Are users in control in the Web 2.0 world of online social networking? Maybe. But brand marketers remain in control of their ad spends, or not, at the online social networking properties.
This afternoon’s “Taking Control of User Generated Content” panel at the Interactive Advertising Bureau Leadersip Forum promised a discussion on the brand risks and rewards of marketing at user generated content fueled social networking properties:
Although the value and reach that consumer-generated content can project is tremendous, significant challenges exist to harnessing its influence. The most avid user generated vanguards are not pleased with being marketed to and brand marketers must relinquish control in order to actively participate in the medium.
The only brand marketer on the panel put forth decidedly more social networking marketing risks than rewards.
Mary Bermel, Director Interactive, HP, shared the stage with online publishers John Trimble, SVP Branded Sales, FOX Interactive Media, Dean Harris, Chief Marketing Officer, Kayak.com and moderator, Stacey Lynn Koerner, President, Consumer Experience Practice, Interpublic Media.
Panelists began by offering their operational definitions of “user generated content”:
Trimble: “Interactive dialogue between people in a community environment.”
Harris: “Text, video, pictures, music…designed by not-paid-for professionals.”
Bermel: “Assets not developed by agencies or professionals.”
All panelists concurred that “users are in control” reflects a paradigm shift from push to pull marketing.

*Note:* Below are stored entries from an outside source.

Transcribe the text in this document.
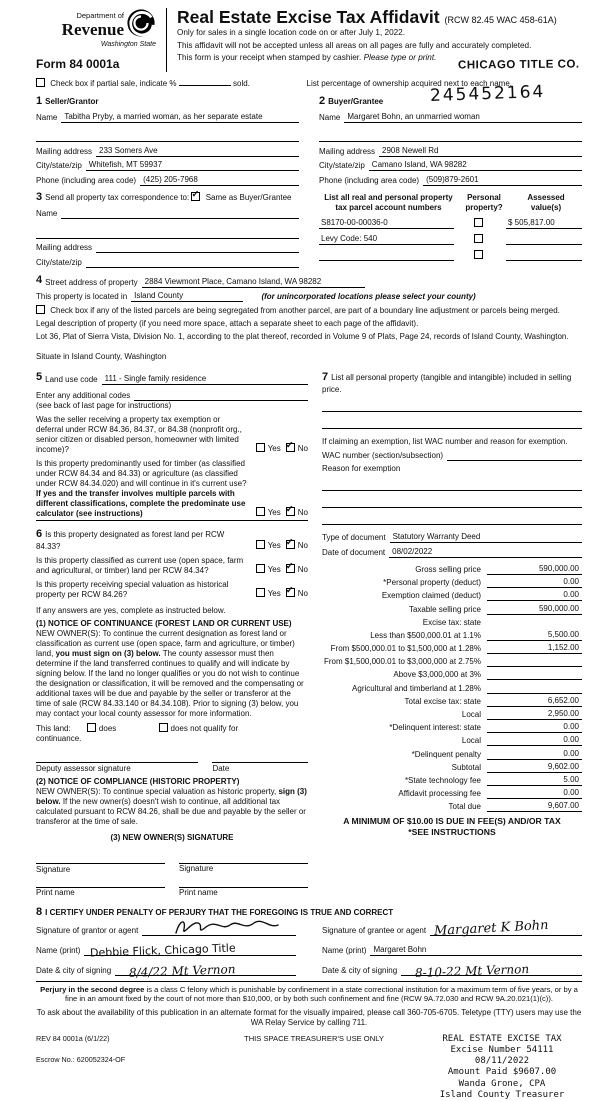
Department of
Revenue
Washington State
Form 84 0001a
Real Estate Excise Tax Affidavit (RCW 82.45 WAC 458-61A)
Only for sales in a single location code on or after July 1, 2022.
This affidavit will not be accepted unless all areas on all pages are fully and accurately completed.
This form is your receipt when stamped by cashier. Please type or print.
CHICAGO TITLE CO.
245452164
Check box if partial sale, indicate %	sold.	List percentage of ownership acquired next to each name.
1 Seller/Grantor
Name Tabitha Pryby, a married woman, as her separate estate
Mailing address 233 Somers Ave
City/state/zip Whitefish, MT 59937
Phone (including area code) (425) 205-7968
2 Buyer/Grantee
Name Margaret Bohn, an unmarried woman
Mailing address 2908 Newell Rd
City/state/zip Camano Island, WA 98282
Phone (including area code) (509)879-2601
3 Send all property tax correspondence to: ✓ Same as Buyer/Grantee
Name
Mailing address
City/state/zip
List all real and personal property tax parcel account numbers
Personal
property?
Assessed
value(s)
S8170-00-00036-0	$ 505,817.00
Levy Code: 540
4 Street address of property 2884 Viewmont Place, Camano Island, WA 98282
This property is located in Island County	(for unincorporated locations please select your county)
Check box if any of the listed parcels are being segregated from another parcel, are part of a boundary line adjustment or parcels being merged.
Legal description of property (if you need more space, attach a separate sheet to each page of the affidavit).
Lot 36, Plat of Sierra Vista, Division No. 1, according to the plat thereof, recorded in Volume 9 of Plats, Page 24, records of Island County, Washington.
Situate in Island County, Washington
5 Land use code 111 - Single family residence
Enter any additional codes
(see back of last page for instructions)
Was the seller receiving a property tax exemption or deferral under RCW 84.36, 84.37, or 84.38 (nonprofit org., senior citizen or disabled person, homeowner with limited income)?	Yes ✓ No
Is this property predominantly used for timber (as classified under RCW 84.34 and 84.33) or agriculture (as classified under RCW 84.34.020) and will continue in it's current use? If yes and the transfer involves multiple parcels with different classifications, complete the predominate use calculator (see instructions)	Yes ✓ No
6 Is this property designated as forest land per RCW 84.33?	Yes ✓ No
Is this property classified as current use (open space, farm and agricultural, or timber) land per RCW 84.34?	Yes ✓ No
Is this property receiving special valuation as historical property per RCW 84.26?	Yes ✓ No
If any answers are yes, complete as instructed below.
(1) NOTICE OF CONTINUANCE (FOREST LAND OR CURRENT USE)
NEW OWNER(S): To continue the current designation as forest land or classification as current use (open space, farm and agriculture, or timber) land, you must sign on (3) below. The county assessor must then determine if the land transferred continues to qualify and will indicate by signing below. If the land no longer qualifies or you do not wish to continue the designation or classification, it will be removed and the compensating or additional taxes will be due and payable by the seller or transferor at the time of sale (RCW 84.33.140 or 84.34.108). Prior to signing (3) below, you may contact your local county assessor for more information.
This land:	does	does not qualify for
continuance.
Deputy assessor signature	Date
(2) NOTICE OF COMPLIANCE (HISTORIC PROPERTY)
NEW OWNER(S): To continue special valuation as historic property, sign (3) below. If the new owner(s) doesn't wish to continue, all additional tax calculated pursuant to RCW 84.26, shall be due and payable by the seller or transferor at the time of sale.
(3) NEW OWNER(S) SIGNATURE
Signature	Signature
Print name	Print name
7 List all personal property (tangible and intangible) included in selling price.
If claiming an exemption, list WAC number and reason for exemption.
WAC number (section/subsection)
Reason for exemption
Type of document Statutory Warranty Deed
Date of document 08/02/2022
Gross selling price	590,000.00
*Personal property (deduct)	0.00
Exemption claimed (deduct)	0.00
Taxable selling price	590,000.00
Excise tax: state
Less than $500,000.01 at 1.1%	5,500.00
From $500,000.01 to $1,500,000 at 1.28%	1,152.00
From $1,500,000.01 to $3,000,000 at 2.75%
Above $3,000,000 at 3%
Agricultural and timberland at 1.28%
Total excise tax: state	6,652.00
Local	2,950.00
*Delinquent interest: state	0.00
Local	0.00
*Delinquent penalty	0.00
Subtotal	9,602.00
*State technology fee	5.00
Affidavit processing fee	0.00
Total due	9,607.00
A MINIMUM OF $10.00 IS DUE IN FEE(S) AND/OR TAX
*SEE INSTRUCTIONS
8 I CERTIFY UNDER PENALTY OF PERJURY THAT THE FOREGOING IS TRUE AND CORRECT
Signature of grantor or agent
Name (print) Debbie Flick, Chicago Title
Date & city of signing	8/4/22 Mt Vernon
Signature of grantee or agent Margaret K Bohn
Name (print) Margaret Bohn
Date & city of signing	8-10-22 Mt Vernon
Perjury in the second degree is a class C felony which is punishable by confinement in a state correctional institution for a maximum term of five years, or by a fine in an amount fixed by the court of not more than $10,000, or by both such confinement and fine (RCW 9A.72.030 and RCW 9A.20.021(1)(c)).
To ask about the availability of this publication in an alternate format for the visually impaired, please call 360-705-6705. Teletype (TTY) users may use the WA Relay Service by calling 711.
REV 84 0001a (6/1/22)
Escrow No.: 620052324-OF
THIS SPACE TREASURER'S USE ONLY	REAL ESTATE EXCISE TAX
Excise Number 54111
08/11/2022
Amount Paid $9607.00
Wanda Grone, CPA
Island County Treasurer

For Bermel, the new pull paradigm means HP must create content of value to users so they want to engage with the brand and take the effort to “pull” information from HP.
Bermel is not convinced, however, that HP should be engaging in “pull” marketing at social networking properties such as MySpace and Facebook.
While Trimble touted the MySpace, “sizzle,” Bermel suggested MySpace may not be conducive for making the “intrinsic value” of the HP brand resonate.
While Harris underscored the “transparency” and "accountability” of interactive marketing, Bermel suggested the data is not compelling.
Why is HP Interactive hesitant about jumping on the social networking marketing bandwagon?
HP is all about selling product and Bermel cited research indicating that “people involved in social networking tend not to trust products advertised in the social network.”
Moreover, people interested in HP products visit the HP site directly or visit review sites, Bermel said.
Why does HP have to "be there," Bermel asked.
Trimble offered that MySpace conveniently offers “protected areas” within MySpace to provide marketers with a “trusted environment.” Trimble cited the MySpace homepage and brand sponsored sections saying there are areas in the site that “are not fully user generated.”
For HP, however, an off-site micro-site is not the social networking marketing answer, just as product messages are not the social networking marketing answer.
Bermel does not dismiss the appeal of the social networking phenomenon, however. As in most situations, the answer is a bottom-line one. How much will it cost HP to directly learn about social networking and what will HP get out of it.
MySpace may be the proud host of 100 million friends, but HP does not find them very marketer friendly.